8. Cancer prevention
In the review of botanical and nutritional compounds have been used for the treatment of cancer throughout history, indicated that several lead compounds, such as genistein (from soybeans), lycopene (from tomatoes), brassinin (from cruciferous vegetables), sulforaphane (from asparagus), indole-3-carbinol (from broccoli), and resveratrol (from grapes and peanuts) are in preclinical or clinical trials for cancer chemoprevention. Phytochemicals have great potential in cancerprevention because of their safety, low cost, and oral bioavailability, according to "Cancer prevention with natural compounds" by Gullett NP, Ruhul Amin AR, Bayraktar S, Pezzuto JM, Shin DM, Khuri FR, Aggarwal BB, Surh YJ, Kucuk O.(8)

9. Nasopharyngeal cancer
In the examination of the apoptotic effects of indole-3-carbinol (I3C) in many human cancer cells, found that Treatment with I3C significantly suppressed XIAP, c-IAP1 and Survivin protein, while elevated the expression of Omi, Smac and Cyto-c. Fas/FasL and MAPK pathway were involved in the induction of apoptosis. Taken together, these results demonstrated that I3C may induce mitochondria-mediated apoptosis via the Fas death receptor in CNE-2 cells. This molecular mechanism for apoptotic effect of I3C on nasopharyngeal cancer cells suggested that I3C might become a preventive and therapeutic agent against nasopharyngeal cancer, according to "Indole-3-carbinol (I3C)-induced apoptosis in nasopharyngealcancer cells through Fas/FasL and MAPK pathway" by Xu Y, Zhang J, Dong WG.(9)

10. Colon cancer
In an easy two-step synthesis for 4-methoxyindole-3-carbinol (4MeOI3C), the expected breakdown product of 4-methoxyglucobrassicin during ingestion. 4MeOI3C inhibited the proliferation of human colon cancer cells DLD-1 and HCT 116 with IC(50) values of 116 microM and 96 microM, respectively, found that after 48 h in vitro, and is therefore a more potent inhibitor than indole-3-carbinol (I3C). 4MeOI3C and I3C combined in different molar ratios inhibited proliferation in a nearly additive to slightly synergistic manner.

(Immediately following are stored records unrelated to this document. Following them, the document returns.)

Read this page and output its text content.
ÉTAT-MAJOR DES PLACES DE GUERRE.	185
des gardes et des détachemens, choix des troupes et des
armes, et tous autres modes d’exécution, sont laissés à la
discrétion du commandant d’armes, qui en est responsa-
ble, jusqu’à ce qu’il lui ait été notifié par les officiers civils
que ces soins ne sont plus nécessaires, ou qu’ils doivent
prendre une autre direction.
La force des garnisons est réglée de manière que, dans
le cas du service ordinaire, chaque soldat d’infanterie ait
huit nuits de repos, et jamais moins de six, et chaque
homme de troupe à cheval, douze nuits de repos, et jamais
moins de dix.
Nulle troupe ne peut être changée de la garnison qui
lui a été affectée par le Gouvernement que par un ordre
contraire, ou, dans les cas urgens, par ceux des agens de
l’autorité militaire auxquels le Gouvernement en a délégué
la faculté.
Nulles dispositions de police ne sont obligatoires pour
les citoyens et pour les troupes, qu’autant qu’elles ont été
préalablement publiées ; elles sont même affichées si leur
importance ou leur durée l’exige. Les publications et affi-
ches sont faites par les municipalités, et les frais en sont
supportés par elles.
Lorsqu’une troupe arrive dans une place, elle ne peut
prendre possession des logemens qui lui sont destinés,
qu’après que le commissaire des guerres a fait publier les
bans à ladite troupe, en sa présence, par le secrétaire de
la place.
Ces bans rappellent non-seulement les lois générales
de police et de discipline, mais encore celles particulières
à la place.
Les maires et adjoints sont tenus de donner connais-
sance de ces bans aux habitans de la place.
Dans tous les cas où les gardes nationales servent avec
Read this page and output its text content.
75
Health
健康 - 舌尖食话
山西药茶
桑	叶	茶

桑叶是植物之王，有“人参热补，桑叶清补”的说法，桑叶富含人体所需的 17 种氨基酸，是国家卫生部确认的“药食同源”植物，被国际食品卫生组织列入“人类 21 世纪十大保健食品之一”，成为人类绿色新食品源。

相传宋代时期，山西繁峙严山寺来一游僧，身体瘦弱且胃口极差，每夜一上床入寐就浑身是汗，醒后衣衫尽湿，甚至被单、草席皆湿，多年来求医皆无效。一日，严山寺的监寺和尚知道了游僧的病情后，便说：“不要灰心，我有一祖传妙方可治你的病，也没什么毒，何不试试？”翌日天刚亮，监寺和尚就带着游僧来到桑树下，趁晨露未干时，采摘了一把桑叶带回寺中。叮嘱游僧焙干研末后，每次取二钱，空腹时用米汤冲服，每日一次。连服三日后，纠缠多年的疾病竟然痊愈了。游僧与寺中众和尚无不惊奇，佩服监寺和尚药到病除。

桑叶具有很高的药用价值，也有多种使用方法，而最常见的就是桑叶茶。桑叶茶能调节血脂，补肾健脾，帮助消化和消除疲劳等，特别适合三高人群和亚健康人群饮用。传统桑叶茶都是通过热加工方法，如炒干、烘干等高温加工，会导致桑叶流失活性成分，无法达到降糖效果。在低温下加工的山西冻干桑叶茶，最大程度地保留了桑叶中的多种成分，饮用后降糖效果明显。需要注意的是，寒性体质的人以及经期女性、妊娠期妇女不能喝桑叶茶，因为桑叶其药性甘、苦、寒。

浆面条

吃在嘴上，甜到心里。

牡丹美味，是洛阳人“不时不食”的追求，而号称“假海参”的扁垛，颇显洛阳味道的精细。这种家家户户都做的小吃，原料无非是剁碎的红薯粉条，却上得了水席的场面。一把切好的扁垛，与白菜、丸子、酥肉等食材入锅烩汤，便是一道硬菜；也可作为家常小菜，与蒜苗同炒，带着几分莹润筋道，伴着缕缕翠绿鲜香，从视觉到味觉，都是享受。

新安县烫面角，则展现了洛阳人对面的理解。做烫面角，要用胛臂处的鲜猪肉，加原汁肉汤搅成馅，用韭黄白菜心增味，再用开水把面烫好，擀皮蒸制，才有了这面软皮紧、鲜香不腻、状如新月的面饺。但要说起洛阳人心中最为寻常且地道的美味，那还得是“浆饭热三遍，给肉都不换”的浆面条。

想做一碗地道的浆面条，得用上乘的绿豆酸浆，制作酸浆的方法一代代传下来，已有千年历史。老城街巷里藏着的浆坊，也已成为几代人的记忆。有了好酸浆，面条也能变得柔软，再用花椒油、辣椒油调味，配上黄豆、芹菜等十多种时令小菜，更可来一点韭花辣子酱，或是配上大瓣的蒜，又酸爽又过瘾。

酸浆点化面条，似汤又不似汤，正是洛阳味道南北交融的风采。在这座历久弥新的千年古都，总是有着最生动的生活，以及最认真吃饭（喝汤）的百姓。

Proliferation was inhibited by 100 microM 4MeOI3C after 48 h without affecting cell cycle phase distribution, indicating an overall-slowdown effect on the cell cycle, according to "Effect of 4-methoxyindole-3-carbinol on the proliferation of colon cancer cells in vitro, when treated alone or in combination with indole-3-carbinol" by Kronbak R, Duus F, Vang O.(10)

11. Etc.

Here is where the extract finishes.